2)Définitions de la démocratie: Pour Octavio Paz « La démocratie politique et la coexistence pacifique entre les hommes exigent la tolérance, l'acceptation de valeurs et d'idées qui ne sont pas les nôtres. Dans la sphère publique tout au moins, la tolérance implique que nos convictions religieuses et morales ne s'imposent qu'à ceux qui les partagent avec nous. »
Dans une réponse destinée à Richard Martineau, je résume ma compréhension de celle-ci: On peut se plaindre avec raison de l'efficacité de la politique américaine en général, mais de là à remettre en question son caractère démocratique, je m'étonne. Je trouve réducteur que notre bon chroniqueur du journal Voir, Richard Martineau, tombe ainsi sur ses genoux lorsqu'il désespère de celle-ci. Pourtant, ce n'est pas lui tout de même qui confondrait démocratie avec perfection. Et puis la démocratie, ce n'est certainement pas uniquement le système électoral qui est une de ses composantes la moins probante; car même lorsque les élections se déroulent loyalement, elles ne représentent jamais authentiquement l'esprit de sa population. Peut-on proclamer qu'il y a équité sociale lorsque 50% de la population est opposée à l'autre moitié du pays, ce qui est le plus souvent des cas, et que dans ces 50%, de part et d'autre, la majorité vote par intérêts égoistes et pratiquement dans la quasi ignorance des enjeux politiques?

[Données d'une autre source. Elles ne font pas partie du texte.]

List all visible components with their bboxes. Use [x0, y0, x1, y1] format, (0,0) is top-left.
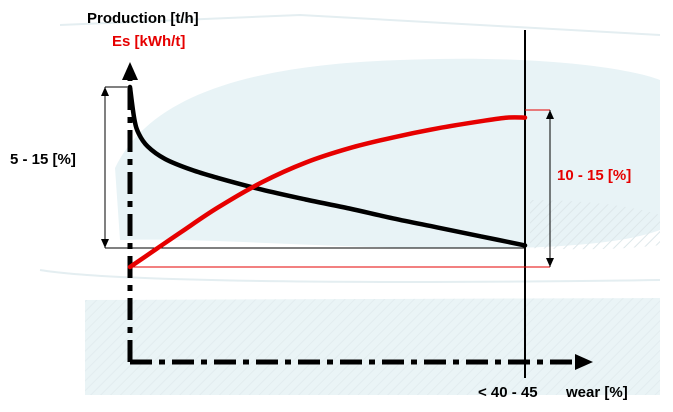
background-upper-hatch — [530, 200, 660, 250]
reference-lines — [101, 86, 554, 268]
background-lower-hatch — [85, 298, 660, 395]
series-energy-line — [127, 115, 528, 270]
y-axis-arrow — [122, 62, 138, 80]
x-axis-arrow — [575, 354, 593, 370]
background-shapes — [39, 13, 661, 395]
y-axis-label-production: Production [t/h] — [87, 10, 199, 27]
production-range-arrow-down — [101, 239, 109, 248]
background-outline — [39, 13, 661, 283]
background-upper-shape — [115, 58, 660, 249]
axes — [122, 30, 593, 378]
energy-range-arrow-up — [546, 110, 554, 119]
y-axis-label-energy: Es [kWh/t] — [112, 33, 185, 50]
energy-range-arrow-down — [546, 258, 554, 267]
series-production-line — [127, 84, 528, 248]
production-range-arrow-up — [101, 87, 109, 96]
energy-range-label: 10 - 15 [%] — [557, 167, 631, 184]
x-tick-label-wear-limit: < 40 - 45 — [478, 384, 538, 401]
production-range-label: 5 - 15 [%] — [10, 151, 76, 168]
x-axis-label: wear [%] — [565, 384, 628, 401]
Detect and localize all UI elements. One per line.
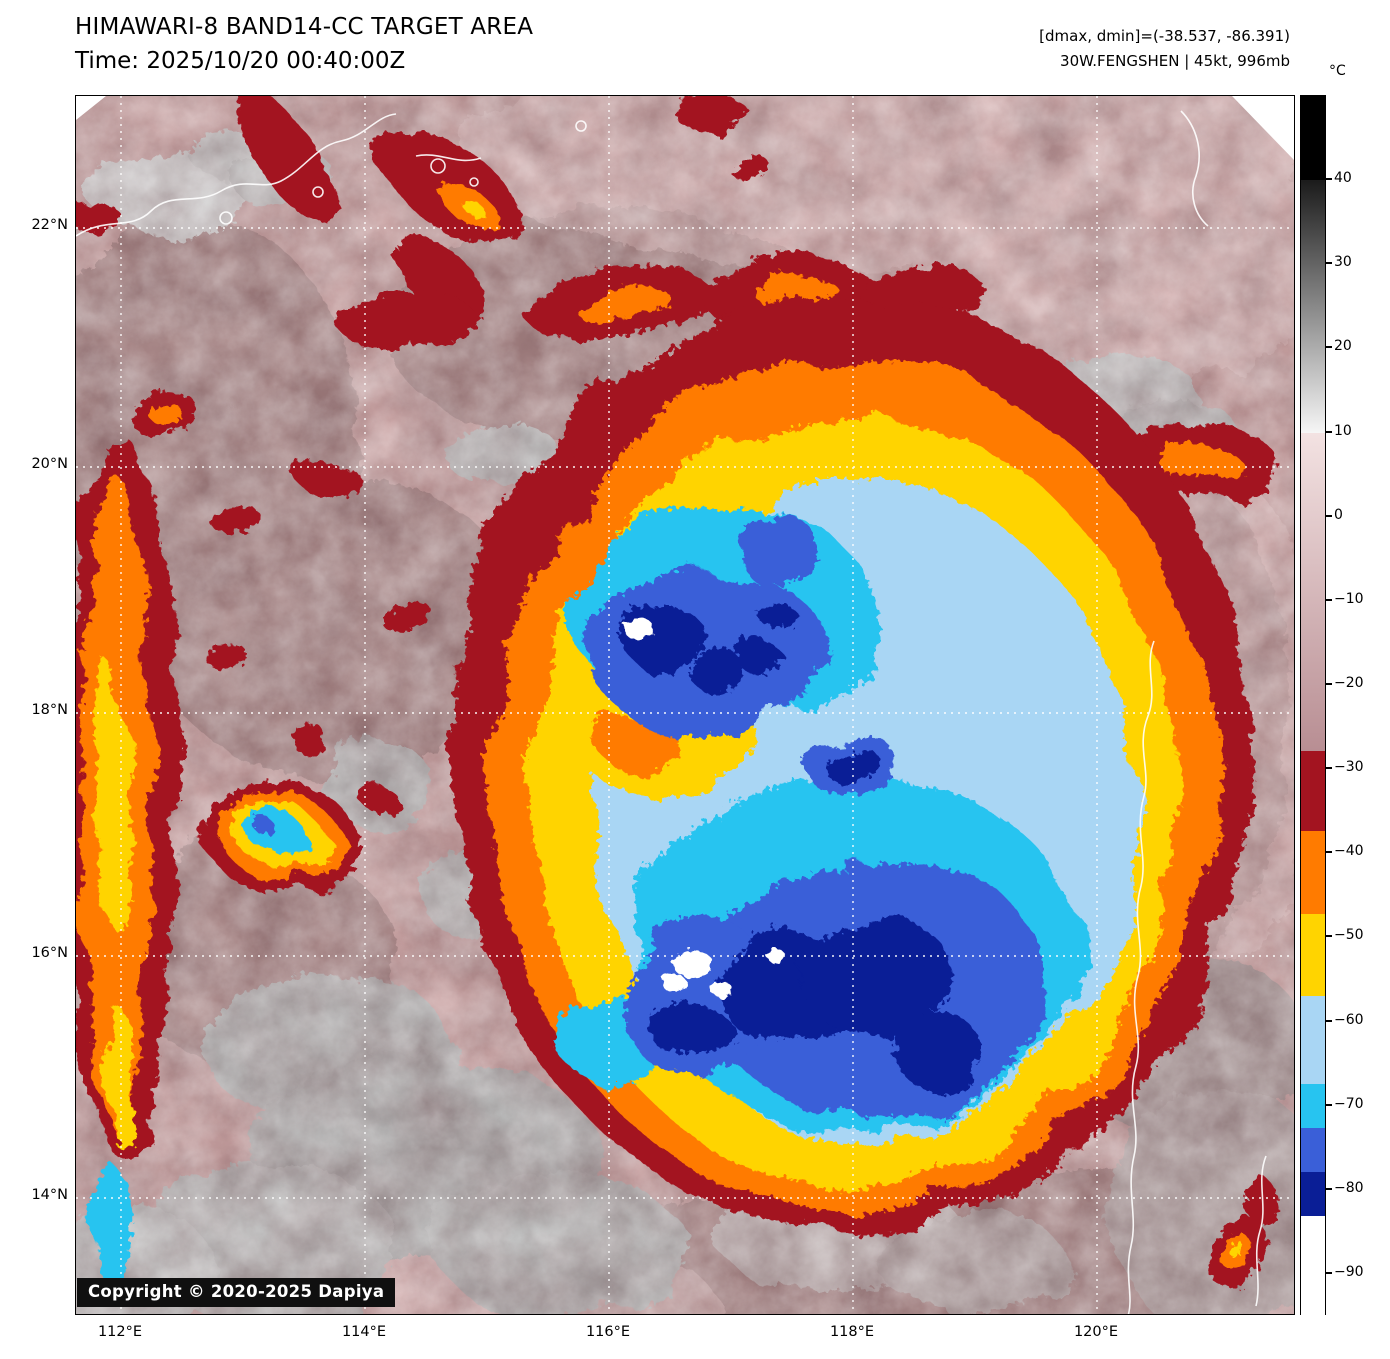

La démocratie, c'est avant tout la liberté de presse: que le parti au pouvoir reconnaisse le droit d'autres parties à exister et à s'exprimer, notamment une opposition politique; la démocratie, c'est le fait que la pédagogie ne soit pas une imposition radicale dictée par l'état et que ce dernier ne répande pas la terreur parmi les citoyens. La démocratie, pour le dire en deux mots, c'est un régime qui offre le plus de liberté possible aux individus et qui reconnaît l'imperfection intrinsèque des gouvernements; surtout celle d'errer.
R. Martineau tombe dans un relativisme idéologique puéril lorsqu'il affirme que la démocratie aux USA est un mythe. A ce compte-là, il n'y a que le mythe de vrai. Et la religion bien entendu.

3) "Le fait n’est pas mineur : on enseigne aujourd’hui, à des centaines de milliers de jeunes français chaque année, qu’il n’y a pas de philosophie en Inde." (Livre de poche)

4) «Il y a trente millions d'enfants dans les rues du Brésil, plus que la population entière du Canada.»